Wat is uw reactie op het bericht dat op 24 juli 2014 in Den Haag bij een demonstratie tegen Israël door gemaskerde mannen anti-Joodse leuzen werden geroepen?1 Vindt u dit ook verwerpelijk?

Vraag 2

Bent u het met burgemeester van Den Haag eens dat bij deze demonstratie geen strafbare grenzen zijn overschreden? Zo ja, hoe is dit zo snel vastgesteld? Zo nee, hoe oordeelt u dan over dit standpunt van de burgemeester?

Vraag 3

Wat was het vooraf ingeschatte risicoprofiel van deze demonstratie? Is overwogen hierbij meer politie in te zetten? Zo ja, waarom is daar vanaf gezien? Zo nee, waarom is dit niet overwogen?

Vraag 4

Zijn er vooraf door de burgemeester en het openbaar ministerie afspraken gemaakt met de politie over hoe om te gaan met de pers bij deze demonstratie? Zo ja, hoe luidden die? Zo nee, waarom niet?

Vraag 5

Was voorzien dat deze demonstratie bedreigend zou kunnen zijn voor journalisten?2 Kunt u uw antwoord toelichten?

Vraag 6

Erkent u dat bij demonstraties de vrije nieuwsgaring veilig moet kunnen gebeuren? Zo nee, waarom niet?

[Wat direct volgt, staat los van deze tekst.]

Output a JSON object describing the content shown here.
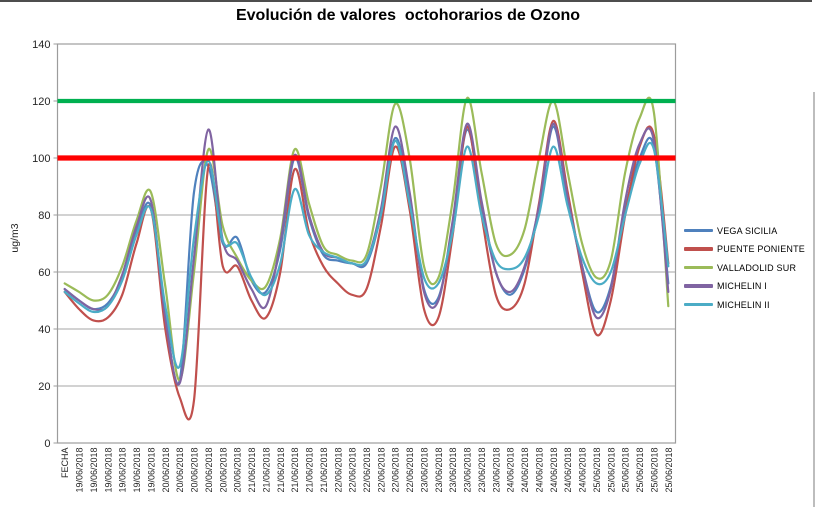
{
  "chart_data": {
    "type": "line",
    "title": "Evolución de valores  octohorarios de Ozono",
    "ylabel": "ug/m3",
    "xlabel": "FECHA",
    "ylim": [
      0,
      140
    ],
    "yticks": [
      0,
      20,
      40,
      60,
      80,
      100,
      120,
      140
    ],
    "grid": "horizontal",
    "legend_position": "right",
    "categories": [
      "FECHA",
      "19/06/2018",
      "19/06/2018",
      "19/06/2018",
      "19/06/2018",
      "19/06/2018",
      "19/06/2018",
      "20/06/2018",
      "20/06/2018",
      "20/06/2018",
      "20/06/2018",
      "20/06/2018",
      "20/06/2018",
      "21/06/2018",
      "21/06/2018",
      "21/06/2018",
      "21/06/2018",
      "21/06/2018",
      "21/06/2018",
      "22/06/2018",
      "22/06/2018",
      "22/06/2018",
      "22/06/2018",
      "22/06/2018",
      "22/06/2018",
      "23/06/2018",
      "23/06/2018",
      "23/06/2018",
      "23/06/2018",
      "23/06/2018",
      "23/06/2018",
      "24/06/2018",
      "24/06/2018",
      "24/06/2018",
      "24/06/2018",
      "24/06/2018",
      "24/06/2018",
      "25/06/2018",
      "25/06/2018",
      "25/06/2018",
      "25/06/2018",
      "25/06/2018",
      "25/06/2018"
    ],
    "series": [
      {
        "name": "VEGA SICILIA",
        "color": "#4F81BD",
        "values": [
          54,
          50,
          47,
          49,
          58,
          74,
          83,
          45,
          22,
          88,
          97,
          70,
          72,
          57,
          53,
          68,
          100,
          79,
          66,
          64,
          63,
          63,
          80,
          107,
          86,
          54,
          51,
          76,
          110,
          83,
          60,
          52,
          61,
          82,
          111,
          85,
          62,
          46,
          55,
          82,
          100,
          104,
          56
        ]
      },
      {
        "name": "PUENTE PONIENTE",
        "color": "#C0504D",
        "values": [
          53,
          47,
          43,
          44,
          52,
          70,
          82,
          40,
          16,
          15,
          97,
          62,
          62,
          50,
          44,
          60,
          96,
          74,
          62,
          56,
          52,
          54,
          76,
          104,
          82,
          47,
          44,
          73,
          111,
          80,
          52,
          47,
          56,
          84,
          113,
          88,
          60,
          38,
          50,
          80,
          104,
          108,
          63
        ]
      },
      {
        "name": "VALLADOLID SUR",
        "color": "#9BBB59",
        "values": [
          56,
          53,
          50,
          52,
          62,
          78,
          88,
          55,
          22,
          60,
          103,
          76,
          65,
          57,
          55,
          72,
          103,
          84,
          69,
          66,
          64,
          66,
          90,
          119,
          100,
          62,
          58,
          85,
          121,
          95,
          70,
          66,
          75,
          100,
          120,
          95,
          70,
          58,
          64,
          95,
          114,
          116,
          48
        ]
      },
      {
        "name": "MICHELIN I",
        "color": "#8064A2",
        "values": [
          54,
          50,
          47,
          48,
          59,
          76,
          85,
          44,
          21,
          65,
          110,
          71,
          64,
          54,
          48,
          70,
          101,
          80,
          67,
          65,
          63,
          64,
          82,
          111,
          88,
          53,
          50,
          78,
          112,
          85,
          60,
          53,
          62,
          83,
          112,
          86,
          62,
          44,
          54,
          85,
          105,
          106,
          53
        ]
      },
      {
        "name": "MICHELIN II",
        "color": "#4BACC6",
        "values": [
          53,
          49,
          46,
          48,
          57,
          73,
          82,
          48,
          27,
          72,
          99,
          71,
          70,
          58,
          52,
          63,
          89,
          73,
          67,
          65,
          63,
          64,
          80,
          106,
          84,
          58,
          56,
          74,
          104,
          80,
          64,
          61,
          65,
          80,
          104,
          83,
          65,
          56,
          60,
          80,
          98,
          103,
          62
        ]
      }
    ],
    "thresholds": [
      {
        "name": "limit-120",
        "value": 120,
        "color": "#00B050"
      },
      {
        "name": "limit-100",
        "value": 100,
        "color": "#FF0000"
      }
    ],
    "colors": {
      "grid": "#A6A6A6",
      "plot_border": "#9C9C9C",
      "tick_text": "#262626"
    }
  }
}
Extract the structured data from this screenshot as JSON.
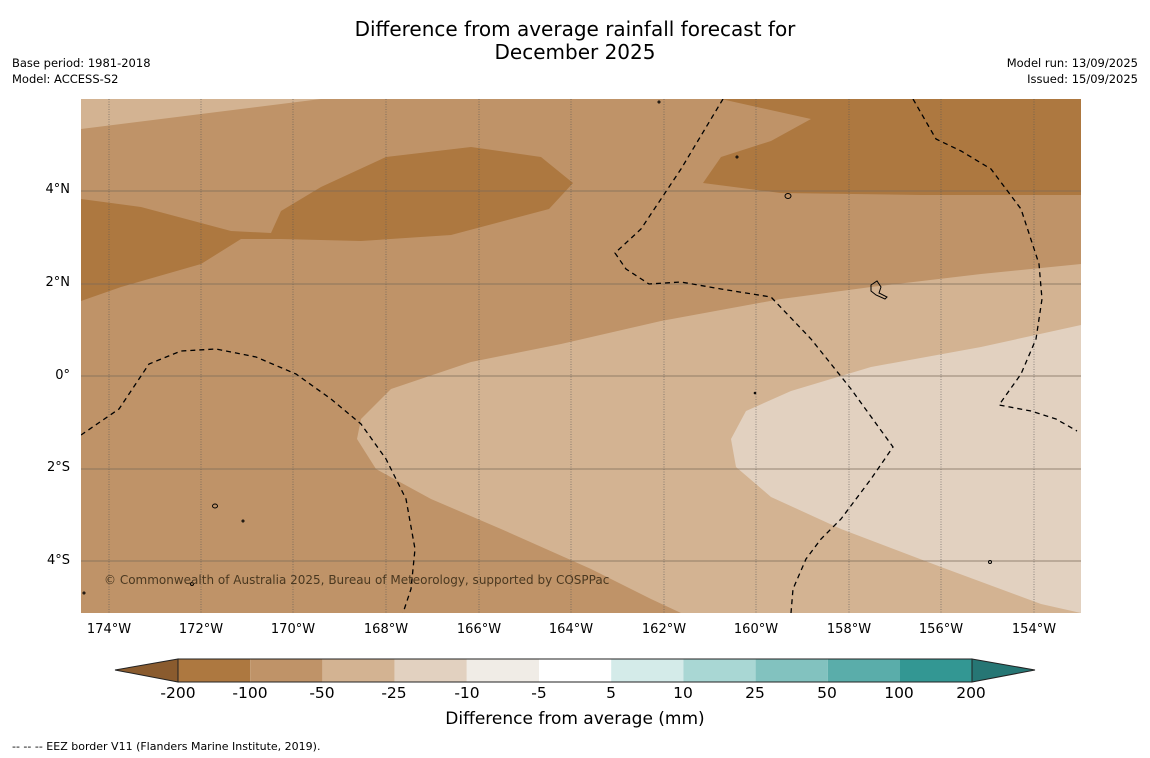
{
  "title": {
    "line1": "Difference from average rainfall forecast for",
    "line2": "December 2025"
  },
  "meta": {
    "base_period": "Base period: 1981-2018",
    "model": "Model: ACCESS-S2",
    "model_run": "Model run: 13/09/2025",
    "issued": "Issued: 15/09/2025"
  },
  "lat_labels": [
    "4°N",
    "2°N",
    "0°",
    "2°S",
    "4°S"
  ],
  "lon_labels": [
    "174°W",
    "172°W",
    "170°W",
    "168°W",
    "166°W",
    "164°W",
    "162°W",
    "160°W",
    "158°W",
    "156°W",
    "154°W"
  ],
  "copyright": "© Commonwealth of Australia 2025, Bureau of Meteorology, supported by COSPPac",
  "legend": {
    "title": "Difference from average (mm)",
    "tick_labels": [
      "-200",
      "-100",
      "-50",
      "-25",
      "-10",
      "-5",
      "5",
      "10",
      "25",
      "50",
      "100",
      "200"
    ],
    "colors": [
      "#8a5b2e",
      "#ad7840",
      "#bf9368",
      "#d3b392",
      "#e2d1c0",
      "#f0ece6",
      "#ffffff",
      "#d4ebe9",
      "#a9d7d4",
      "#82c2bf",
      "#5aadaa",
      "#339793",
      "#267674"
    ],
    "extend": "both"
  },
  "footnote": "--  --  -- EEZ border V11 (Flanders Marine Institute, 2019)."
}
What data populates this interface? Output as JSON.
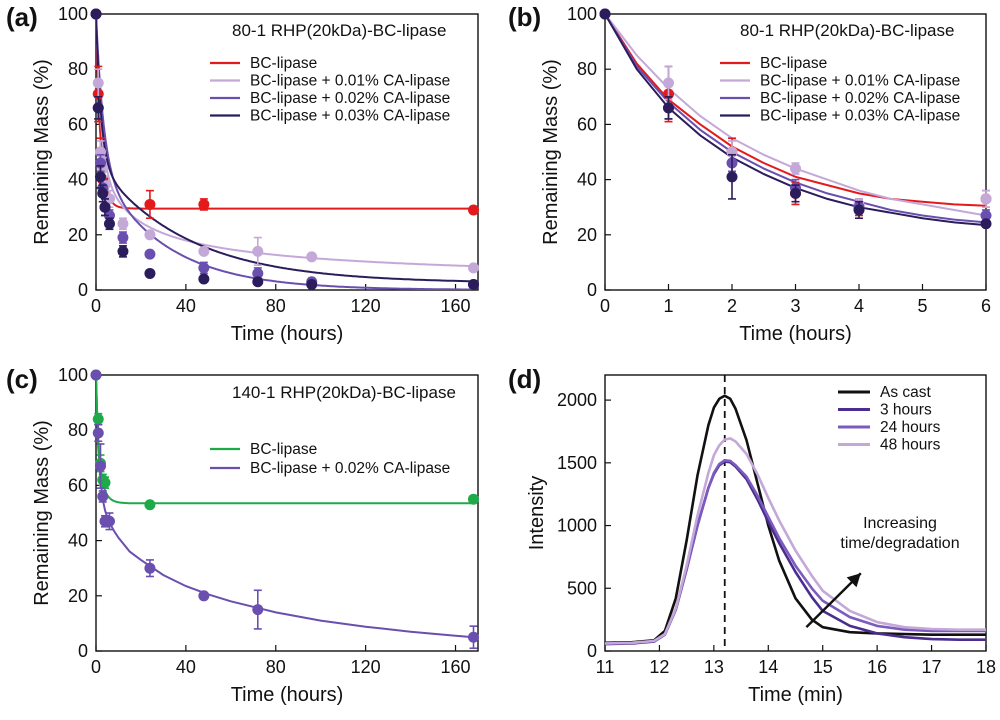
{
  "chart_data": [
    {
      "panel": "(a)",
      "type": "scatter",
      "title": "80-1 RHP(20kDa)-BC-lipase",
      "xlabel": "Time (hours)",
      "ylabel": "Remaining Mass (%)",
      "xlim": [
        0,
        170
      ],
      "ylim": [
        0,
        100
      ],
      "xticks": [
        0,
        40,
        80,
        120,
        160
      ],
      "yticks": [
        0,
        20,
        40,
        60,
        80,
        100
      ],
      "legend_position": "upper-right",
      "series": [
        {
          "name": "BC-lipase",
          "color": "#e31a1c",
          "x": [
            0,
            1,
            2,
            3,
            4,
            24,
            48,
            168
          ],
          "y": [
            100,
            71,
            50,
            40,
            35,
            31,
            31,
            29
          ],
          "err": [
            0,
            10,
            5,
            4,
            3,
            5,
            2,
            1
          ],
          "fit_k": 0.6,
          "fit_plateau": 29.5
        },
        {
          "name": "BC-lipase + 0.01% CA-lipase",
          "color": "#c4a8d8",
          "x": [
            0,
            1,
            2,
            3,
            4,
            6,
            12,
            24,
            48,
            72,
            96,
            168
          ],
          "y": [
            100,
            75,
            50,
            44,
            38,
            33,
            24,
            20,
            14,
            14,
            12,
            8
          ],
          "err": [
            0,
            5,
            4,
            4,
            3,
            3,
            2,
            1,
            1,
            5,
            1,
            1
          ],
          "fit_k": 0.45,
          "fit_plateau": 0
        },
        {
          "name": "BC-lipase + 0.02% CA-lipase",
          "color": "#6a4fb0",
          "x": [
            0,
            1,
            2,
            3,
            4,
            6,
            12,
            24,
            48,
            72,
            96,
            168
          ],
          "y": [
            100,
            66,
            46,
            37,
            30,
            27,
            19,
            13,
            8,
            6,
            3,
            2
          ],
          "err": [
            0,
            4,
            3,
            3,
            3,
            2,
            2,
            1,
            2,
            2,
            1,
            1
          ],
          "fit_k": 0.3,
          "fit_plateau": 0
        },
        {
          "name": "BC-lipase + 0.03% CA-lipase",
          "color": "#2b1d5c",
          "x": [
            0,
            1,
            2,
            3,
            4,
            6,
            12,
            24,
            48,
            72,
            96,
            168
          ],
          "y": [
            100,
            66,
            41,
            35,
            30,
            24,
            14,
            6,
            4,
            3,
            2,
            2
          ],
          "err": [
            0,
            4,
            4,
            3,
            3,
            2,
            2,
            1,
            1,
            1,
            1,
            1
          ],
          "fit_k": 0.45,
          "fit_plateau": 2.5
        }
      ]
    },
    {
      "panel": "(b)",
      "type": "scatter",
      "title": "80-1 RHP(20kDa)-BC-lipase",
      "xlabel": "Time (hours)",
      "ylabel": "Remaining Mass (%)",
      "xlim": [
        0,
        6
      ],
      "ylim": [
        0,
        100
      ],
      "xticks": [
        0,
        1,
        2,
        3,
        4,
        5,
        6
      ],
      "yticks": [
        0,
        20,
        40,
        60,
        80,
        100
      ],
      "legend_position": "upper-right",
      "series": [
        {
          "name": "BC-lipase",
          "color": "#e31a1c",
          "x": [
            0,
            1,
            2,
            3,
            4,
            6
          ],
          "y": [
            100,
            71,
            50,
            35,
            30,
            33
          ],
          "err": [
            0,
            10,
            5,
            4,
            3,
            3
          ]
        },
        {
          "name": "BC-lipase + 0.01% CA-lipase",
          "color": "#c4a8d8",
          "x": [
            0,
            1,
            2,
            3,
            4,
            6
          ],
          "y": [
            100,
            75,
            50,
            44,
            31,
            33
          ],
          "err": [
            0,
            6,
            4,
            2,
            2,
            3
          ]
        },
        {
          "name": "BC-lipase + 0.02% CA-lipase",
          "color": "#6a4fb0",
          "x": [
            0,
            1,
            2,
            3,
            4,
            6
          ],
          "y": [
            100,
            66,
            46,
            37,
            30,
            27
          ],
          "err": [
            0,
            4,
            3,
            3,
            2,
            2
          ]
        },
        {
          "name": "BC-lipase + 0.03% CA-lipase",
          "color": "#2b1d5c",
          "x": [
            0,
            1,
            2,
            3,
            4,
            6
          ],
          "y": [
            100,
            66,
            41,
            35,
            29,
            24
          ],
          "err": [
            0,
            4,
            8,
            3,
            3,
            1
          ]
        }
      ],
      "fit_curves": [
        {
          "color": "#e31a1c",
          "x": [
            0,
            0.5,
            1,
            1.5,
            2,
            2.5,
            3,
            3.5,
            4,
            4.5,
            5,
            5.5,
            6
          ],
          "y": [
            100,
            82,
            69,
            60,
            52,
            46,
            41,
            38,
            35,
            33,
            32,
            31,
            30.5
          ]
        },
        {
          "color": "#c4a8d8",
          "x": [
            0,
            0.5,
            1,
            1.5,
            2,
            2.5,
            3,
            3.5,
            4,
            4.5,
            5,
            5.5,
            6
          ],
          "y": [
            100,
            85,
            73,
            63,
            55,
            49,
            44,
            40,
            36,
            33,
            31,
            29,
            27
          ]
        },
        {
          "color": "#6a4fb0",
          "x": [
            0,
            0.5,
            1,
            1.5,
            2,
            2.5,
            3,
            3.5,
            4,
            4.5,
            5,
            5.5,
            6
          ],
          "y": [
            100,
            81,
            68,
            58,
            50,
            44,
            39,
            35,
            32,
            29,
            27,
            25.5,
            24.5
          ]
        },
        {
          "color": "#2b1d5c",
          "x": [
            0,
            0.5,
            1,
            1.5,
            2,
            2.5,
            3,
            3.5,
            4,
            4.5,
            5,
            5.5,
            6
          ],
          "y": [
            100,
            80,
            66,
            56,
            48,
            42,
            37,
            33,
            30,
            28,
            26,
            24.5,
            23.5
          ]
        }
      ]
    },
    {
      "panel": "(c)",
      "type": "scatter",
      "title": "140-1 RHP(20kDa)-BC-lipase",
      "xlabel": "Time (hours)",
      "ylabel": "Remaining Mass (%)",
      "xlim": [
        0,
        170
      ],
      "ylim": [
        0,
        100
      ],
      "xticks": [
        0,
        40,
        80,
        120,
        160
      ],
      "yticks": [
        0,
        20,
        40,
        60,
        80,
        100
      ],
      "legend_position": "upper-right",
      "series": [
        {
          "name": "BC-lipase",
          "color": "#1faa4a",
          "x": [
            0,
            1,
            2,
            3,
            4,
            24,
            168
          ],
          "y": [
            100,
            84,
            68,
            62,
            61,
            53,
            55
          ],
          "err": [
            0,
            2,
            3,
            2,
            2,
            1,
            1
          ],
          "fit_k": 1.0,
          "fit_plateau": 53.5
        },
        {
          "name": "BC-lipase + 0.02% CA-lipase",
          "color": "#6a4fb0",
          "x": [
            0,
            1,
            2,
            3,
            4,
            6,
            24,
            48,
            72,
            168
          ],
          "y": [
            100,
            79,
            67,
            56,
            47,
            47,
            30,
            20,
            15,
            5
          ],
          "err": [
            0,
            3,
            8,
            2,
            2,
            3,
            3,
            1,
            7,
            4
          ]
        }
      ],
      "fit_curves": [
        {
          "color": "#6a4fb0",
          "x": [
            0,
            1,
            2,
            3,
            4,
            5,
            6,
            8,
            10,
            15,
            20,
            30,
            40,
            50,
            60,
            80,
            100,
            120,
            140,
            160,
            168
          ],
          "y": [
            100,
            74,
            62,
            55,
            51,
            48.5,
            46.5,
            43.5,
            41,
            36,
            33,
            27.5,
            23.5,
            20.5,
            18,
            14,
            11,
            8.8,
            7,
            5.5,
            5
          ]
        }
      ]
    },
    {
      "panel": "(d)",
      "type": "line",
      "xlabel": "Time (min)",
      "ylabel": "Intensity",
      "xlim": [
        11,
        18
      ],
      "ylim": [
        0,
        2200
      ],
      "xticks": [
        11,
        12,
        13,
        14,
        15,
        16,
        17,
        18
      ],
      "yticks": [
        0,
        500,
        1000,
        1500,
        2000
      ],
      "legend_position": "upper-right",
      "dashed_vline_x": 13.2,
      "annotation": {
        "text": [
          "Increasing",
          "time/degradation"
        ],
        "arrow_from": [
          14.7,
          190
        ],
        "arrow_to": [
          15.7,
          620
        ]
      },
      "series": [
        {
          "name": "As cast",
          "color": "#111111",
          "x": [
            11,
            11.5,
            11.9,
            12.1,
            12.3,
            12.5,
            12.7,
            12.9,
            13.0,
            13.1,
            13.2,
            13.3,
            13.4,
            13.6,
            13.8,
            14.0,
            14.2,
            14.5,
            14.8,
            15.0,
            15.5,
            16.0,
            16.5,
            17.0,
            17.5,
            18.0
          ],
          "y": [
            65,
            70,
            85,
            160,
            420,
            880,
            1400,
            1800,
            1940,
            2010,
            2035,
            2010,
            1930,
            1680,
            1340,
            1000,
            720,
            420,
            250,
            190,
            150,
            140,
            135,
            130,
            130,
            130
          ]
        },
        {
          "name": "3 hours",
          "color": "#4a2d8f",
          "x": [
            11,
            11.5,
            11.9,
            12.1,
            12.3,
            12.5,
            12.7,
            12.9,
            13.0,
            13.1,
            13.2,
            13.3,
            13.4,
            13.6,
            13.8,
            14.0,
            14.2,
            14.5,
            14.8,
            15.0,
            15.5,
            16.0,
            16.5,
            17.0,
            17.5,
            18.0
          ],
          "y": [
            55,
            60,
            75,
            130,
            330,
            650,
            1000,
            1300,
            1410,
            1480,
            1510,
            1505,
            1470,
            1370,
            1210,
            1030,
            860,
            630,
            430,
            320,
            200,
            140,
            110,
            95,
            90,
            90
          ]
        },
        {
          "name": "24 hours",
          "color": "#7b5bbf",
          "x": [
            11,
            11.5,
            11.9,
            12.1,
            12.3,
            12.5,
            12.7,
            12.9,
            13.0,
            13.1,
            13.2,
            13.3,
            13.4,
            13.6,
            13.8,
            14.0,
            14.2,
            14.5,
            14.8,
            15.0,
            15.5,
            16.0,
            16.5,
            17.0,
            17.5,
            18.0
          ],
          "y": [
            60,
            65,
            80,
            135,
            330,
            650,
            1000,
            1300,
            1420,
            1490,
            1520,
            1515,
            1480,
            1390,
            1240,
            1070,
            900,
            680,
            500,
            400,
            270,
            200,
            170,
            160,
            160,
            160
          ]
        },
        {
          "name": "48 hours",
          "color": "#c4a8d8",
          "x": [
            11,
            11.5,
            11.9,
            12.1,
            12.3,
            12.5,
            12.7,
            12.9,
            13.0,
            13.1,
            13.2,
            13.3,
            13.4,
            13.6,
            13.8,
            14.0,
            14.2,
            14.5,
            14.8,
            15.0,
            15.5,
            16.0,
            16.5,
            17.0,
            17.5,
            18.0
          ],
          "y": [
            60,
            65,
            80,
            135,
            340,
            680,
            1080,
            1420,
            1560,
            1640,
            1685,
            1695,
            1670,
            1570,
            1410,
            1220,
            1040,
            800,
            600,
            480,
            320,
            230,
            190,
            175,
            170,
            170
          ]
        }
      ]
    }
  ]
}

Zo ja, hoe wordt hiervoor zorggedragen?

Toelichting:

Deze vragen dienen ter aanvulling op eerdere vragen terzake van de leden De Graaf, Helder en Wilders (allen PVV), ingezonden 25 juli 2014 (vraagnummer 2014Z13686), van de leden Van Klaveren en Bontes (beiden Groep Bontes/Van Klaveren), ingezonden 25 juli 2014 (vraagnummer 2014Z13687), van het lid Dijkhoff (VVD), ingezonden 25 juli 2014 (vraagnummer 2014Z13688), van de leden Marcouch en Yücel (beiden PvdA), ingezonden 28 juli 2014 (vraagnummer 2014Z13708) en van de leden Segers (ChristenUnie), Van der Staaij (SGP) en Omtzigt (CDA), ingezonden 28 juli 2014 (vraagnummer 2014Z13709).